Tout en Douceur, le Drame derrière les Insouciances de l’Enfance

Parus en intégrale dans la collection Long Courrier chez Dargaud, les deux superbes épisodes de Où le Regard ne Porte Pas… tiennent un long et dense récit en deux ambiances bien distinctes, séparées de plusieurs années. Dans le présent volume, c’est



l’insouciance infantile qui se confronte au drame



sous le soleil estival de l’Italie, et l’émerveillement ramène sans heurt le lecteur vers les libertés aventureuses de sa propre enfance : sur un scénario tendu et plaisamment efficace de Georges Abolin, l’artiste Olivier Pont livre une centaine de superbes planches, vives et colorées, qui ne peuvent qu’emballer, séduire et attendrir.


Dans une crique isolée du sud de l’Italie en 1902, un homme pêche à la nasse et remonte parmi ses prises un vieux caillou sculpté qui foudroie soudain sa fillette lorsqu’elle s’en empare. Quatre ans plus tard, à l’arrivée d’une famille anglaise venue s’installer là, la jeune fille est frappée du même malaise : tout comme deux garçons du village, le fils de ces nouveaux arrivants est né le même jour qu’elle, elle le sait parce qu’elle le ressent violemment.
Inévitablement les quatre enfants deviennent inséparables.
Puisqu’évidemment il ne s’agit pas que d’un tendre récit d’amitié aux couleurs nostalgiques, le scénario alterne le fil narratif principal avec de nombreux mystères en flashbacks séculaires de vies passées, et tisse, témoin d’une époque historique,



le conflit secondaire des adultes en toile de fond antithétique des insouciances du groupe de gosses :



le père du jeune anglais s’est installé là, sur le rivage de la mer, avec l’idée d’y développer la pêche industrielle au large, et immanquablement s’attire les foudres de la population locale qui n’y voit qu’une menace pour sa propre survie. Derrière les jeux des quatre enfants et derrière le partage de leurs rêves, les mécaniques sombres de la préservation méfiante font leur œuvre sans retenue.

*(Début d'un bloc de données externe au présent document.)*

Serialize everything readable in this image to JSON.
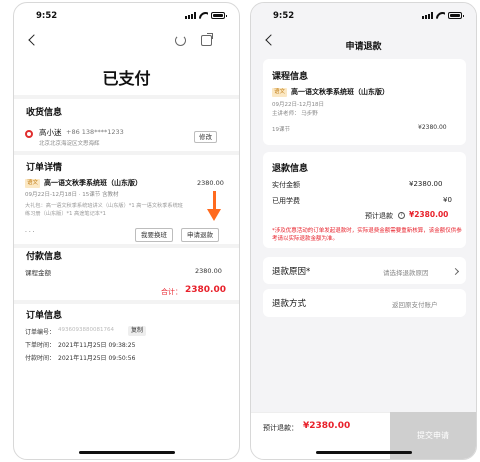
{
  "left": {
    "status": {
      "time": "9:52"
    },
    "title": "已支付",
    "shipping": {
      "section_title": "收货信息",
      "name": "高小迷",
      "phone": "+86 138****1233",
      "address": "北京北京海淀区文思海辉",
      "edit_button": "修改"
    },
    "order_detail": {
      "section_title": "订单详情",
      "subject_tag": "语文",
      "course_name": "高一语文秋季系统班（山东版）",
      "price": "2380.00",
      "meta": "09月22日-12月18日 · 15课节  含教材",
      "materials_line1": "大礼包：高一语文秋季系统班讲义（山东版）*1  高一语文秋季系统班",
      "materials_line2": "练习册（山东版）*1  高途笔记本*1",
      "dots": "· · ·",
      "change_class_button": "我要换班",
      "refund_button": "申请退款"
    },
    "payment": {
      "section_title": "付款信息",
      "label": "课程金额",
      "amount": "2380.00",
      "total_label": "合计：",
      "total_value": "2380.00"
    },
    "order_info": {
      "section_title": "订单信息",
      "order_no_label": "订单编号：",
      "order_no": "4936093880081764",
      "copy_button": "复制",
      "order_time_label": "下单时间：",
      "order_time": "2021年11月25日 09:38:25",
      "pay_time_label": "付款时间：",
      "pay_time": "2021年11月25日 09:50:56"
    }
  },
  "right": {
    "status": {
      "time": "9:52"
    },
    "title": "申请退款",
    "course_card": {
      "section_title": "课程信息",
      "subject_tag": "语文",
      "course_name": "高一语文秋季系统班（山东版）",
      "date": "09月22日-12月18日",
      "teacher": "主讲老师： 马步野",
      "lessons": "19课节",
      "price": "¥2380.00"
    },
    "refund_info": {
      "section_title": "退款信息",
      "paid_label": "实付金额",
      "paid_value": "¥2380.00",
      "used_label": "已用学费",
      "used_value": "¥0",
      "estimate_label": "预计退款",
      "estimate_value": "¥2380.00"
    },
    "notice": "*涉及优惠活动的订单发起退款时，实际退费金额需要重新核算，该金额仅供参考请以实际退款金额为准。",
    "reason": {
      "label": "退款原因*",
      "placeholder": "请选择退款原因"
    },
    "method": {
      "label": "退款方式",
      "value": "返回原支付账户"
    },
    "footer": {
      "estimate_label": "预计退款：",
      "estimate_value": "¥2380.00",
      "submit_button": "提交申请"
    }
  },
  "colors": {
    "accent_red": "#e8212b",
    "arrow_orange": "#ff6a1e",
    "tag_bg": "#fbe8c4",
    "disabled_gray": "#cfcfcf"
  }
}
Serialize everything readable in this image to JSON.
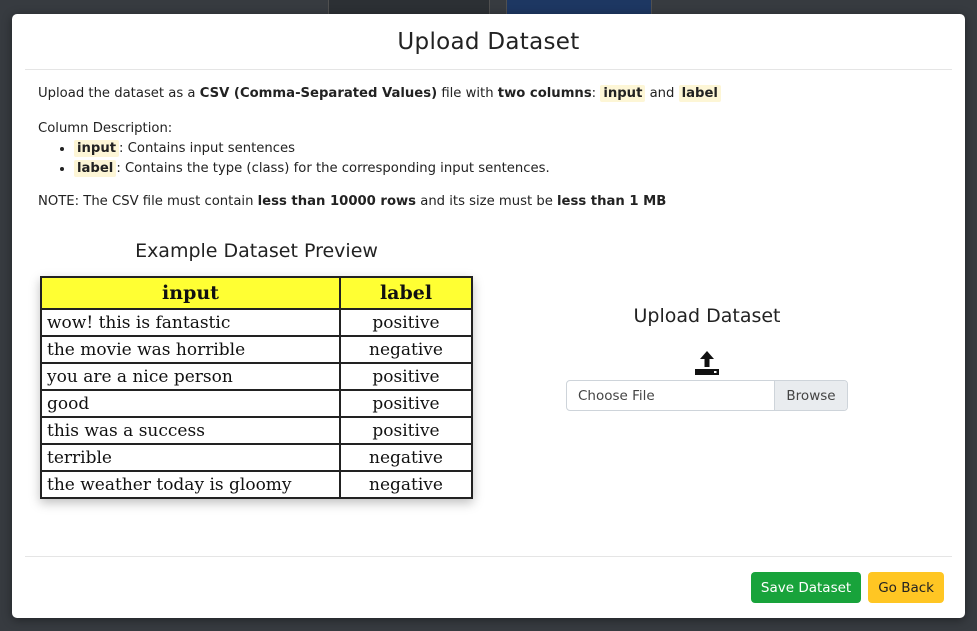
{
  "background": {
    "tabs": [
      "",
      ""
    ],
    "bottom_labels": [
      "",
      ""
    ]
  },
  "modal": {
    "title": "Upload Dataset",
    "description": {
      "prefix": "Upload the dataset as a ",
      "format": "CSV (Comma-Separated Values)",
      "mid": " file with ",
      "columns_phrase": "two columns",
      "colon": ":",
      "col_input": "input",
      "and": "and",
      "col_label": "label"
    },
    "column_description": {
      "heading": "Column Description:",
      "items": [
        {
          "name": "input",
          "text": ": Contains input sentences"
        },
        {
          "name": "label",
          "text": ": Contains the type (class) for the corresponding input sentences."
        }
      ]
    },
    "note": {
      "prefix": "NOTE: The CSV file must contain ",
      "rows": "less than 10000 rows",
      "mid": " and its size must be ",
      "size": "less than 1 MB"
    },
    "preview": {
      "title": "Example Dataset Preview",
      "headers": [
        "input",
        "label"
      ],
      "rows": [
        [
          "wow! this is fantastic",
          "positive"
        ],
        [
          "the movie was horrible",
          "negative"
        ],
        [
          "you are a nice person",
          "positive"
        ],
        [
          "good",
          "positive"
        ],
        [
          "this was a success",
          "positive"
        ],
        [
          "terrible",
          "negative"
        ],
        [
          "the weather today is gloomy",
          "negative"
        ]
      ]
    },
    "upload": {
      "title": "Upload Dataset",
      "icon": "upload-icon",
      "file_placeholder": "Choose File",
      "browse_label": "Browse"
    },
    "footer": {
      "save_label": "Save Dataset",
      "back_label": "Go Back"
    }
  },
  "colors": {
    "save": "#18a33b",
    "back": "#ffc623",
    "table_header": "#ffff33",
    "highlight": "#fdf6d6"
  }
}
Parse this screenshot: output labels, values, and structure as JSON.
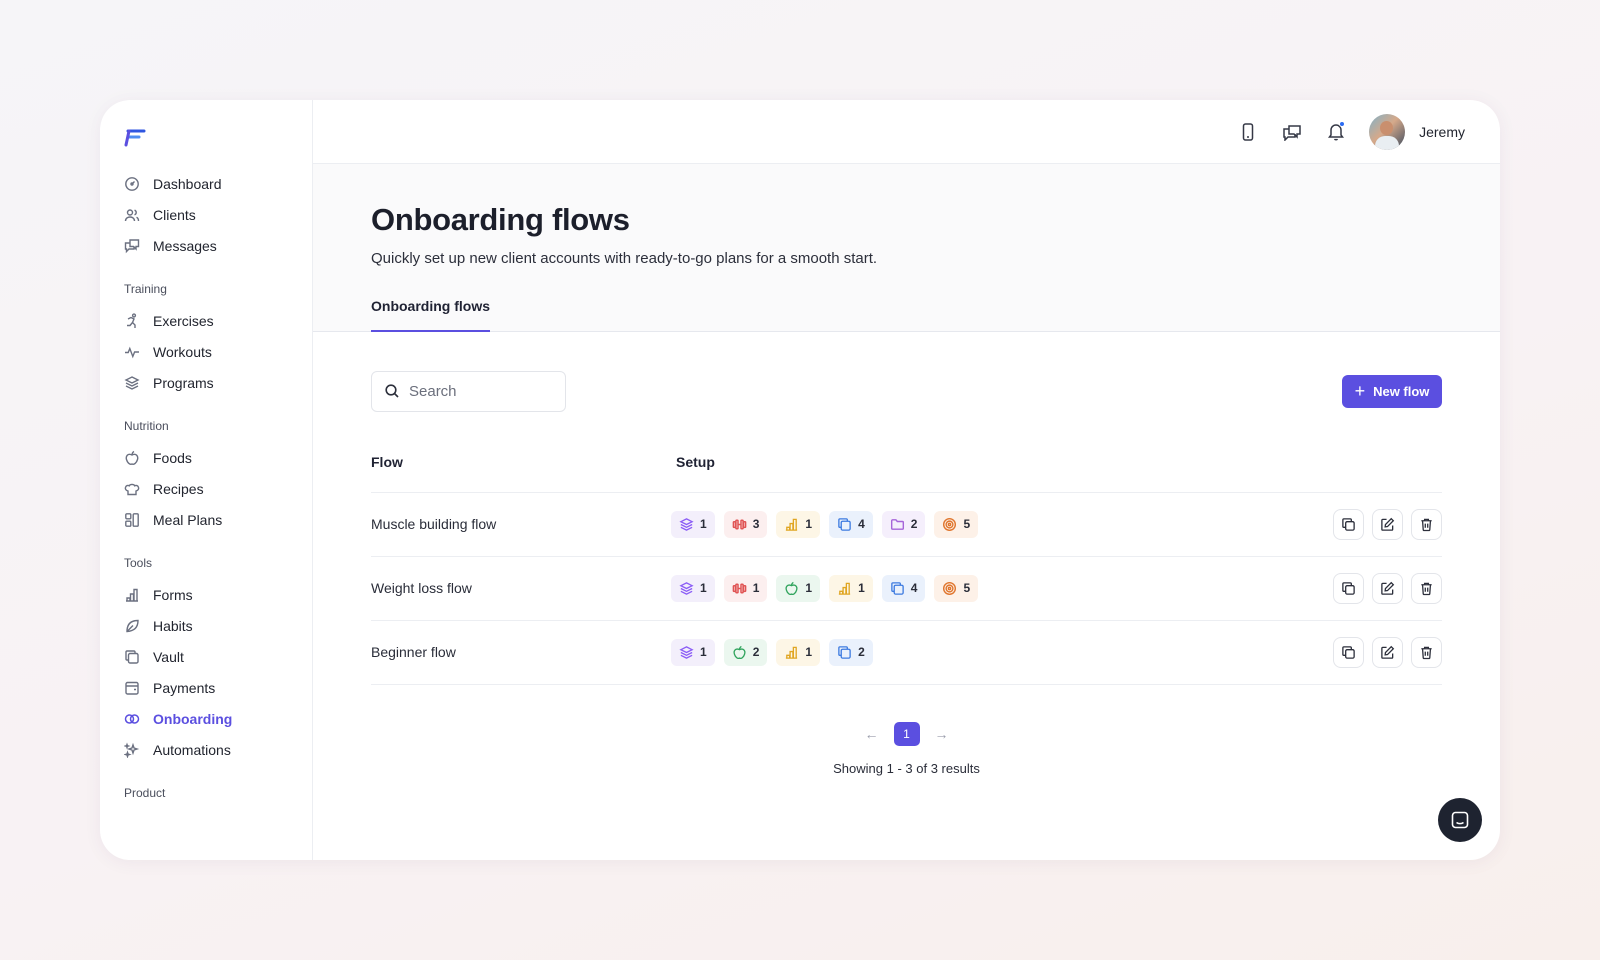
{
  "user": {
    "name": "Jeremy"
  },
  "nav": {
    "main": [
      {
        "label": "Dashboard",
        "icon": "dashboard-icon"
      },
      {
        "label": "Clients",
        "icon": "users-icon"
      },
      {
        "label": "Messages",
        "icon": "messages-icon"
      }
    ],
    "sections": [
      {
        "label": "Training",
        "items": [
          "Exercises",
          "Workouts",
          "Programs"
        ]
      },
      {
        "label": "Nutrition",
        "items": [
          "Foods",
          "Recipes",
          "Meal Plans"
        ]
      },
      {
        "label": "Tools",
        "items": [
          "Forms",
          "Habits",
          "Vault",
          "Payments",
          "Onboarding",
          "Automations"
        ]
      },
      {
        "label": "Product",
        "items": []
      }
    ],
    "active": "Onboarding"
  },
  "header": {
    "title": "Onboarding flows",
    "subtitle": "Quickly set up new client accounts with ready-to-go plans for a smooth start.",
    "tab": "Onboarding flows"
  },
  "search": {
    "placeholder": "Search",
    "value": ""
  },
  "new_button": {
    "label": "New flow"
  },
  "table": {
    "columns": [
      "Flow",
      "Setup"
    ],
    "rows": [
      {
        "name": "Muscle building flow",
        "chips": [
          {
            "type": "programs",
            "count": "1"
          },
          {
            "type": "workouts",
            "count": "3"
          },
          {
            "type": "forms",
            "count": "1"
          },
          {
            "type": "vault",
            "count": "4"
          },
          {
            "type": "folder",
            "count": "2"
          },
          {
            "type": "goals",
            "count": "5"
          }
        ]
      },
      {
        "name": "Weight loss flow",
        "chips": [
          {
            "type": "programs",
            "count": "1"
          },
          {
            "type": "workouts",
            "count": "1"
          },
          {
            "type": "nutrition",
            "count": "1"
          },
          {
            "type": "forms",
            "count": "1"
          },
          {
            "type": "vault",
            "count": "4"
          },
          {
            "type": "goals",
            "count": "5"
          }
        ]
      },
      {
        "name": "Beginner flow",
        "chips": [
          {
            "type": "programs",
            "count": "1"
          },
          {
            "type": "nutrition",
            "count": "2"
          },
          {
            "type": "forms",
            "count": "1"
          },
          {
            "type": "vault",
            "count": "2"
          }
        ]
      }
    ]
  },
  "pagination": {
    "current_page": "1",
    "summary": "Showing 1 - 3 of 3 results"
  },
  "colors": {
    "accent": "#5b4fe0",
    "notification_dot": "#2d6cf2"
  }
}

Le dessin d’Olivier Pont est nerveux et rond, magnifique sous des ambiances chaudes et ensoleillées. L’ensemble propose



une certaine fraîcheur estivale



efficace à extirper le lecteur des léthargies hivernales, et la douceur du trait saisit dans l’instant la part d’enfant qui bat au cœur du lecteur. La nature, décor infini aux mille détails, y respire d’authenticité, bruisse autant de cette vie écrasée sous le soleil que des somnolences indolentes des repos mérités. Intelligemment, peut-être autant qu’inconsciemment, le trait s’affine au cours du récit et, à l’approche du drame final, devient plus sec, imperceptiblement plus anguleux : vient alors révéler avec une justesse aux allures négligées le relief intime des personnages.
Grand et admirable travail graphique !


Ce premier tome de Où le Regard ne Porte Pas… offre une incroyable et



magnifique douceur dans le drame de ces enfances brisées,



où la violence, retenue hors champ, ne laisse voir que ses sanglantes conséquences en abandonnant là le lecteur. Sur sa faim. Perdu entre le récit réaliste, soudain âpre, et la trame sous-jacente de l’œuvre qu’il ne peut encore entrevoir distinctement. Georges Abolin a l’écriture sereine et sait édifier l’essence de son récit en une structure aux apparences simples mais aux implications noires, aussi évidentes qu’elles cherchent à rester secrètes. Olivier Pont est alors le partenaire idéal pour l’aventure : son Italie respire le soleil et luit d’une enfantine insouciance estivale ; ses personnages, aussi jeunes ou âgés soient-ils, subliment cet abandon au présent, au plaisir immédiat et innocent, de l’enfance perdue, et le contraste des caractères, couleurs vives, pleines et denses, renforce profondément l’intensité des petits bonheurs sans lendemain, mais partagés, des quatre héros.
Cette première partie de Où le Regard ne Porte pas… est un drame fort, aussi intense émotionnellement que surprenant, amené avec toute la douceur nécessaire.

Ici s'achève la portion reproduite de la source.